Congratulations to Dr. Francisco Ayala, professor at the University of California, Irvine for winning the 2010 Templeton Award. One of the highlights of my year has been attending the In Light of Evolution conferences that he co-sponsors at the National Academy of Sciences’ Beckman Center. I grew up as the son of a UC professor, so I have known a gamut of many professorial types. Some have embodied the finest traditions of scholarship and intellectual curiousity. Others have treated the university as personal playground for activities that would have made P.T. Barnum blush.
Dr. Ayala struck me from the beginning to be a wonderful example of the finest traditions in science. He is a scholar’s scholar, with a solid history in his field, and an obvious love of being a professor. He has a focused, compassionate demeanor that more of the younger generation should experience. In their world of continuous partial attention, it’s probably hard for them to understand the effects of a life-long intellectual focus such as Ayala’s.
I have also found his lectures and writings on Evolution to be the most respectable and scientifically responsible writings on the subject. He is one of the leaders at the National Academy of Science’s response to the Intelligent Design/Creationism controversy. He communicates the science of evolution in the mature, engaging manner of a great scientist who is also aware of limits to the scientific method. Unlike others who seek to win the argument by spreading self righteous indignation, he is able to present the science of evolution in a convincing manner.
The Templeton Award has aroused some controversy: Richard Dawkins, another great biologist but who is a little closer to the PT Barnum end of the professorial scale, had this to say about the award:
“The US National Academy of Sciences has brought ignominy on itself by agreeing to host the announcement of the 2010 Templeton Prize. This is exactly the kind of thing Templeton is ceaselessly angling for — recognition among real scientists — and they use their money shamelessly to satisfy their doomed craving for scientific respectability.”
I disagree that Templeton Foundation is “craving for scientific respectability.” I have had numerous interactions with Templeton Foundation, and think that they are providing an extremely valuable service in the advancement of science. Their particular choice of language makes me a little uncomfortable at times, but I agree with their intent.
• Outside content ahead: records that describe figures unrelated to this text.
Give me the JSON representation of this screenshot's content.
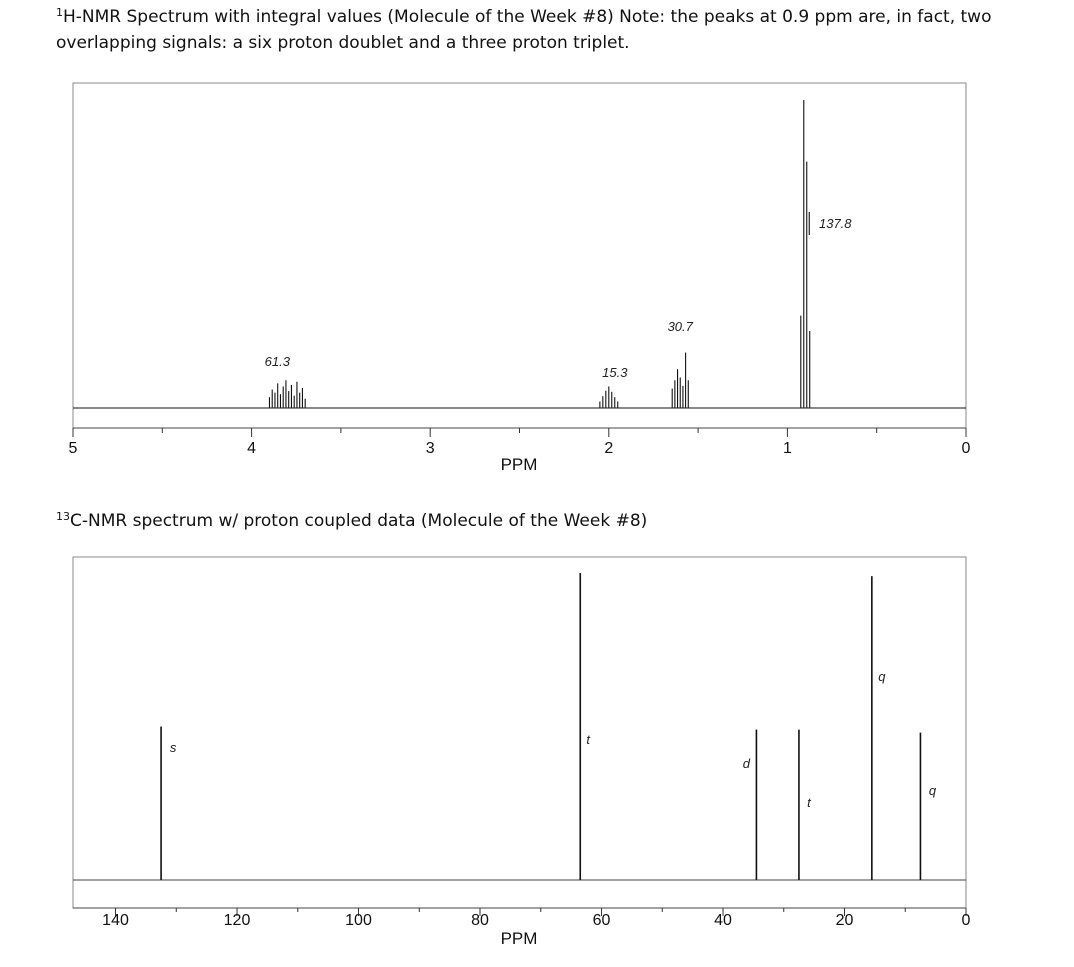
{
  "captions": {
    "h_prefix": "1",
    "h_text": "H-NMR Spectrum with integral values (Molecule of the Week #8)  Note:  the peaks at 0.9 ppm are, in fact, two overlapping signals:  a six proton doublet and a three proton triplet.",
    "c_prefix": "13",
    "c_text": "C-NMR spectrum w/ proton coupled data (Molecule of the Week #8)"
  },
  "chart_data": [
    {
      "type": "line",
      "nucleus": "1H",
      "xlabel": "PPM",
      "xlim": [
        5,
        0
      ],
      "x_tick_labels": [
        "5",
        "4",
        "3",
        "2",
        "1",
        "0"
      ],
      "x_tick_values": [
        5,
        4,
        3,
        2,
        1,
        0
      ],
      "signals": [
        {
          "center_ppm": 3.8,
          "integral": "61.3",
          "relative_height": 0.1
        },
        {
          "center_ppm": 2.0,
          "integral": "15.3",
          "relative_height": 0.07
        },
        {
          "center_ppm": 1.6,
          "integral": "30.7",
          "relative_height": 0.18
        },
        {
          "center_ppm": 0.9,
          "integral": "137.8",
          "relative_height": 1.0
        }
      ]
    },
    {
      "type": "bar",
      "nucleus": "13C",
      "xlabel": "PPM",
      "xlim": [
        147,
        0
      ],
      "x_tick_labels": [
        "140",
        "120",
        "100",
        "80",
        "60",
        "40",
        "20",
        "0"
      ],
      "x_tick_values": [
        140,
        120,
        100,
        80,
        60,
        40,
        20,
        0
      ],
      "peaks": [
        {
          "ppm": 132.5,
          "relative_height": 0.5,
          "multiplicity": "s"
        },
        {
          "ppm": 63.5,
          "relative_height": 1.0,
          "multiplicity": "t"
        },
        {
          "ppm": 34.5,
          "relative_height": 0.49,
          "multiplicity": "d"
        },
        {
          "ppm": 27.5,
          "relative_height": 0.49,
          "multiplicity": "t"
        },
        {
          "ppm": 15.5,
          "relative_height": 0.99,
          "multiplicity": "q"
        },
        {
          "ppm": 7.5,
          "relative_height": 0.48,
          "multiplicity": "q"
        }
      ]
    }
  ]
}
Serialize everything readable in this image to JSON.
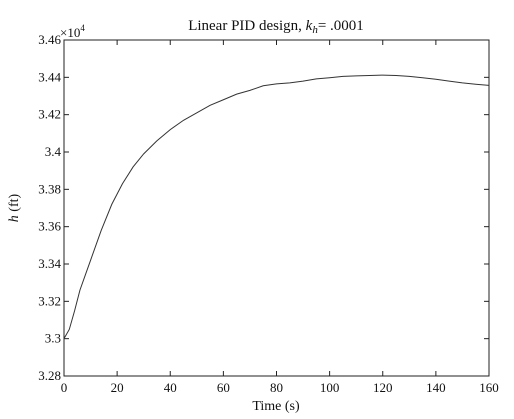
{
  "chart_data": {
    "type": "line",
    "title_prefix": "Linear PID design, ",
    "title_var": "k",
    "title_sub": "h",
    "title_suffix": "= .0001",
    "xlabel": "Time (s)",
    "ylabel_var": "h",
    "ylabel_unit": " (ft)",
    "exponent_base": "×10",
    "exponent_power": "4",
    "xlim": [
      0,
      160
    ],
    "ylim": [
      3.28,
      3.46
    ],
    "x_ticks": [
      0,
      20,
      40,
      60,
      80,
      100,
      120,
      140,
      160
    ],
    "x_tick_labels": [
      "0",
      "20",
      "40",
      "60",
      "80",
      "100",
      "120",
      "140",
      "160"
    ],
    "y_ticks": [
      3.28,
      3.3,
      3.32,
      3.34,
      3.36,
      3.38,
      3.4,
      3.42,
      3.44,
      3.46
    ],
    "y_tick_labels": [
      "3.28",
      "3.3",
      "3.32",
      "3.34",
      "3.36",
      "3.38",
      "3.4",
      "3.42",
      "3.44",
      "3.46"
    ],
    "grid": false,
    "series": [
      {
        "color": "#333333",
        "x": [
          0,
          2,
          4,
          6,
          8,
          10,
          14,
          18,
          22,
          26,
          30,
          35,
          40,
          45,
          50,
          55,
          60,
          65,
          70,
          75,
          80,
          85,
          90,
          95,
          100,
          105,
          110,
          115,
          120,
          125,
          130,
          135,
          140,
          145,
          150,
          155,
          160
        ],
        "y": [
          3.3,
          3.305,
          3.315,
          3.326,
          3.334,
          3.342,
          3.358,
          3.372,
          3.383,
          3.392,
          3.399,
          3.406,
          3.412,
          3.417,
          3.421,
          3.425,
          3.428,
          3.431,
          3.433,
          3.4355,
          3.4365,
          3.437,
          3.438,
          3.4392,
          3.4398,
          3.4405,
          3.4408,
          3.441,
          3.4412,
          3.441,
          3.4405,
          3.4398,
          3.439,
          3.438,
          3.437,
          3.4363,
          3.4357
        ]
      }
    ]
  }
}
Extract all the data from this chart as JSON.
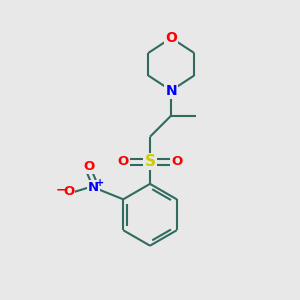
{
  "bg_color": "#e8e8e8",
  "bond_color": "#2f6b5e",
  "atom_colors": {
    "O": "#ff0000",
    "N": "#0000ff",
    "S": "#cccc00"
  },
  "bond_width": 1.5,
  "font_size": 9.5
}
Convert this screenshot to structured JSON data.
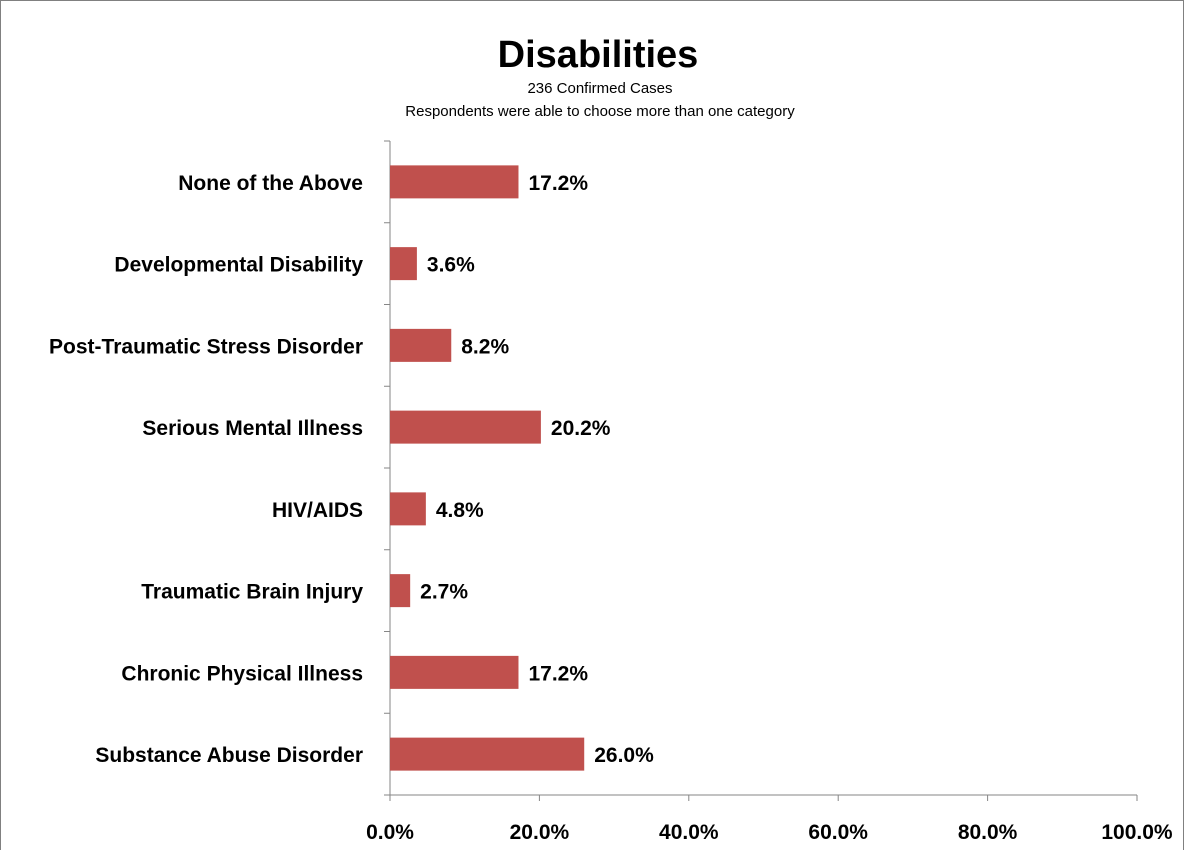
{
  "chart_data": {
    "type": "bar",
    "orientation": "horizontal",
    "title": "Disabilities",
    "subtitle_lines": [
      "236 Confirmed Cases",
      "Respondents were able to choose more than one category"
    ],
    "categories": [
      "None of the Above",
      "Developmental Disability",
      "Post-Traumatic Stress Disorder",
      "Serious Mental Illness",
      "HIV/AIDS",
      "Traumatic Brain Injury",
      "Chronic Physical Illness",
      "Substance Abuse Disorder"
    ],
    "values": [
      17.2,
      3.6,
      8.2,
      20.2,
      4.8,
      2.7,
      17.2,
      26.0
    ],
    "data_labels": [
      "17.2%",
      "3.6%",
      "8.2%",
      "20.2%",
      "4.8%",
      "2.7%",
      "17.2%",
      "26.0%"
    ],
    "xlim": [
      0,
      100
    ],
    "x_ticks": [
      0,
      20,
      40,
      60,
      80,
      100
    ],
    "x_tick_labels": [
      "0.0%",
      "20.0%",
      "40.0%",
      "60.0%",
      "80.0%",
      "100.0%"
    ],
    "grid": false,
    "legend": "none",
    "colors": {
      "bar": "#c0504d",
      "axis": "#868686",
      "text": "#000000"
    }
  }
}
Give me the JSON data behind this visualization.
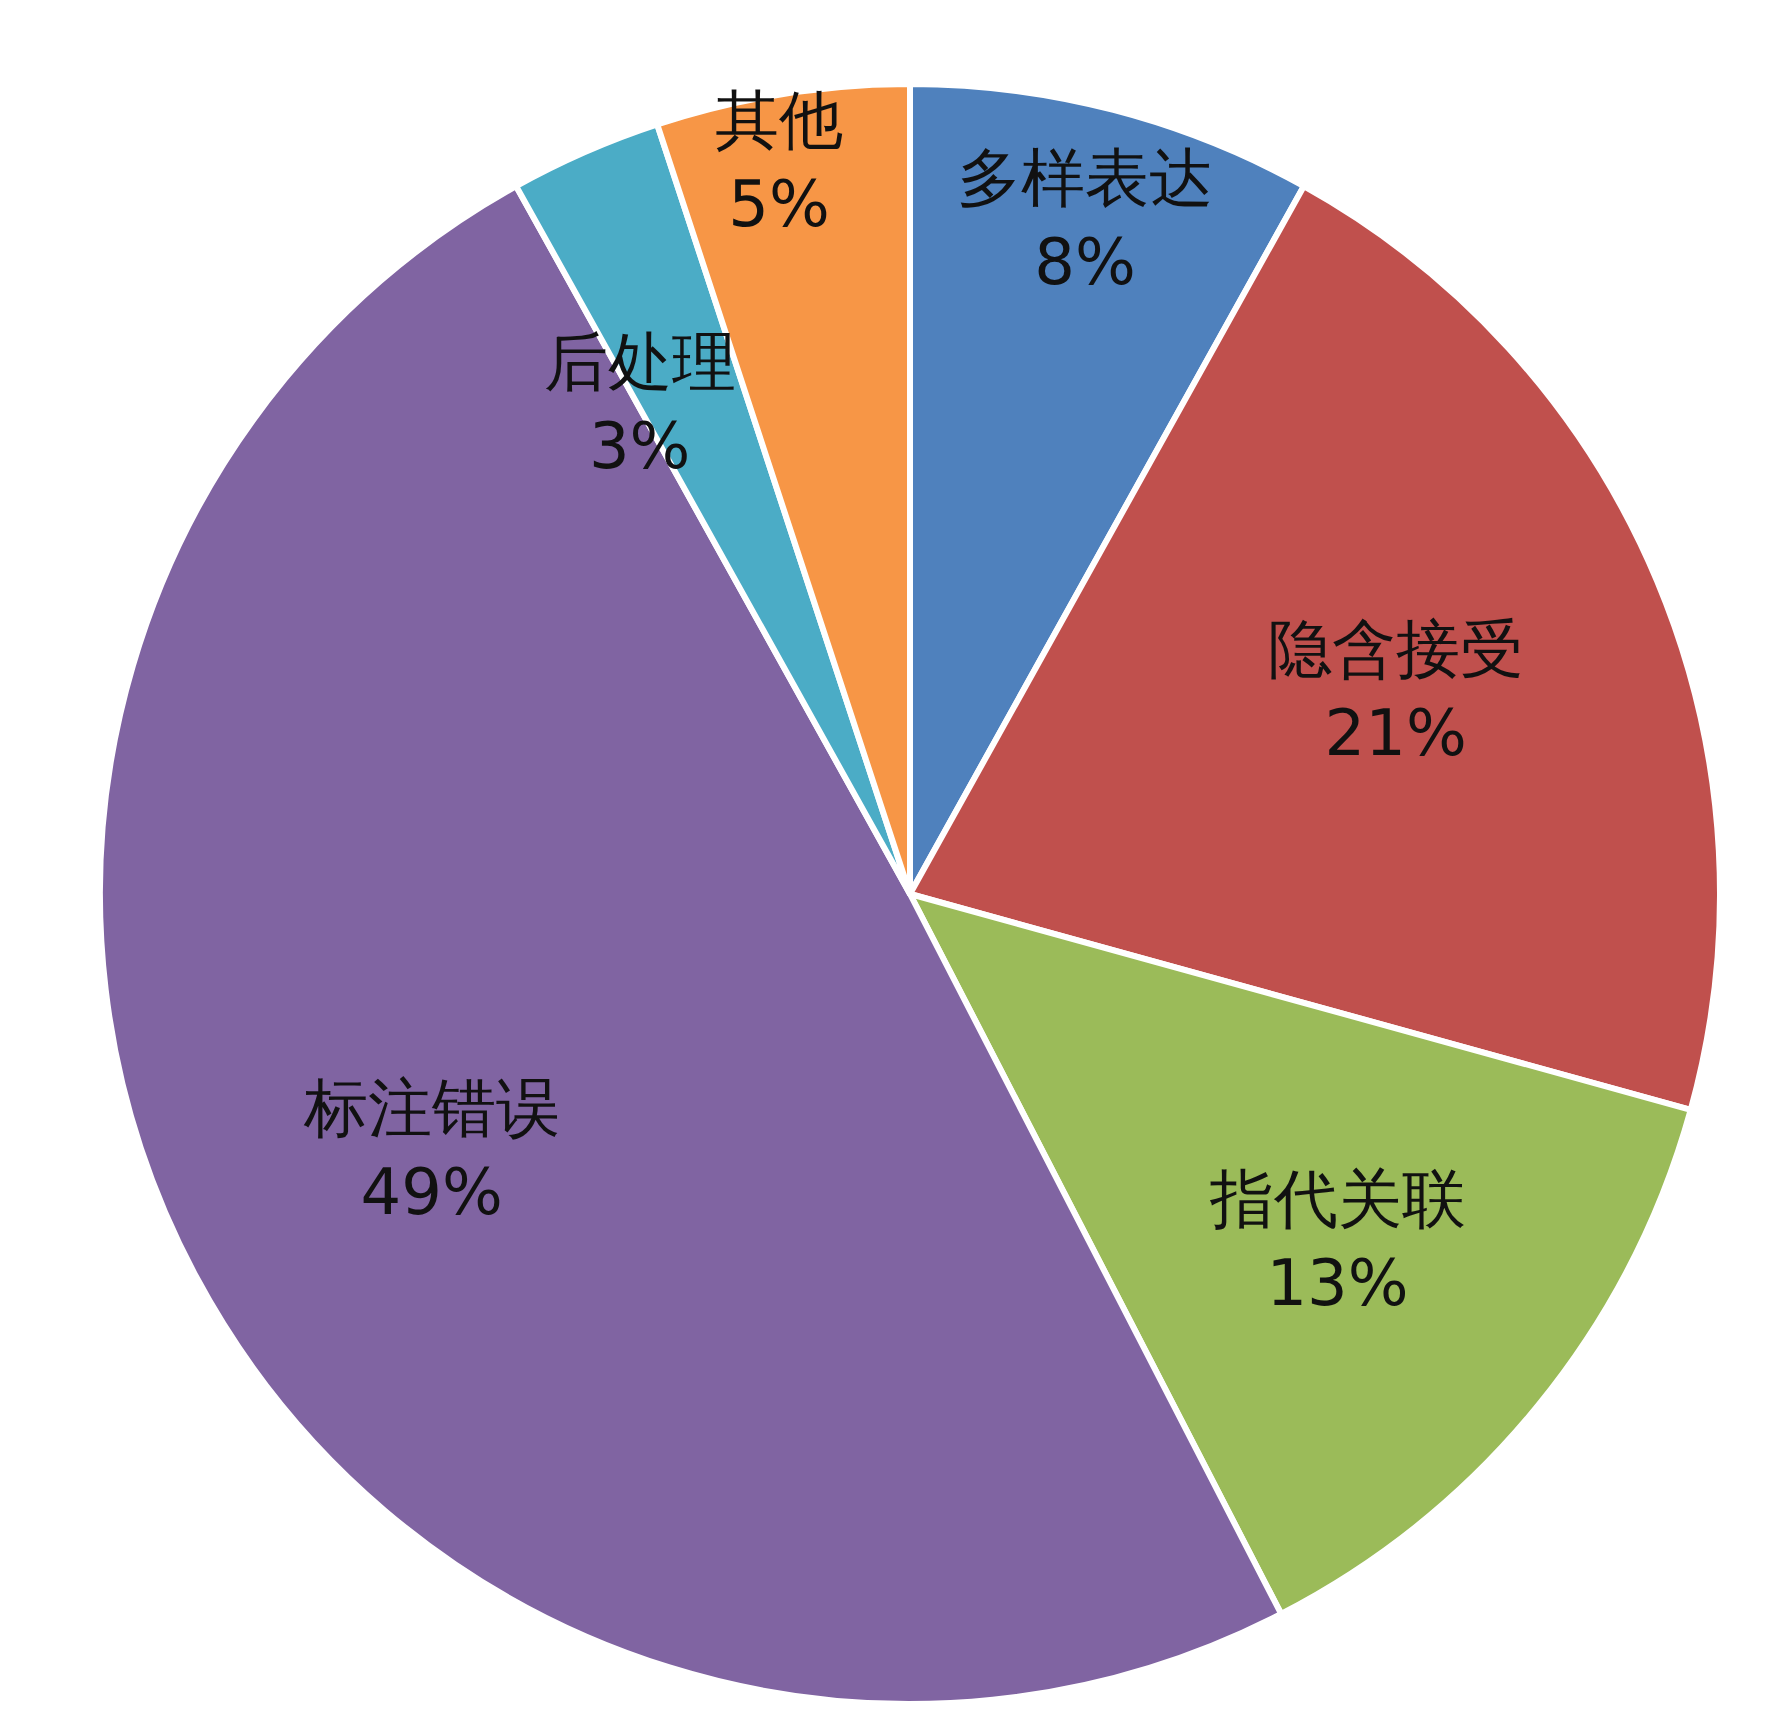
{
  "chart_data": {
    "type": "pie",
    "categories": [
      "多样表达",
      "隐含接受",
      "指代关联",
      "标注错误",
      "后处理",
      "其他"
    ],
    "values": [
      8,
      21,
      13,
      49,
      3,
      5
    ],
    "value_labels": [
      "8%",
      "21%",
      "13%",
      "49%",
      "3%",
      "5%"
    ],
    "colors": [
      "#4f81bd",
      "#c0504d",
      "#9bbb59",
      "#8064a2",
      "#4bacc6",
      "#f79646"
    ]
  }
}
I have worked with them as a Sr. Fellow at Civic Ventures, who sponsor the Purpose Prize and the notion of “Encore Careers.” These $100,000 awards are given to folks over the age of 60 who have started a new pro-social enterprise after the age of 50 – a most remarkable (and growing) segment of our society. I have seen no trace of “religious” influence on these prizes. Here is my conversation with Jon Haidt, a self-confessed Jewish Liberal Atheist who won the Templeton Positive Psychology Award. And here is a video interview of Mihaly Csíkszentmihályi (a bit conflated with my interest in Positive Genomics) who is also active in the Templeton orbit. I’ve had zero sense of any religious interference in their scientific or philanthropic activities.
I invite a broad range of thinkers to my workshops, looking for a “grounded eclectic” perspective of people who are able to delve deeply in one subject as well as think laterally. I’ve had pretty hard core atheists as well as dedicated spiritual leaders – an Iraqi-American Imam and and an enthusiast supporter of the US Marines at the same workshop right after the invasion of Iraq, doing an Appreciative Inquiry into positive responses to the war in Iraq.
I frequently end up with groups containing atheists as well as believers in some religion or those who want to talk about spirituality. I generally find that I can find a middle ground of conversation by substituting “emergence” for “spirituality” in the discussion. Both will agree that a whole, live cat has emergent properties that are not discernable by looking at the parts of the dissected cat. We can accept that the emergent properties of the live cat – the whole that is greater than the sum of the parts, and then get on with herding cats rather than getting stuck on what makes a cat live. This “what is life?” question is indeed a very important question, receiving too little attention, but it can get in the way of other topics.
So congratulations, Francisco Ayala, for your contributions to the science of evolution, its a well-deserved award.
And, congratulations, Templeton Foundation for recognizing it. I think you are performing a great value to the advancement of science.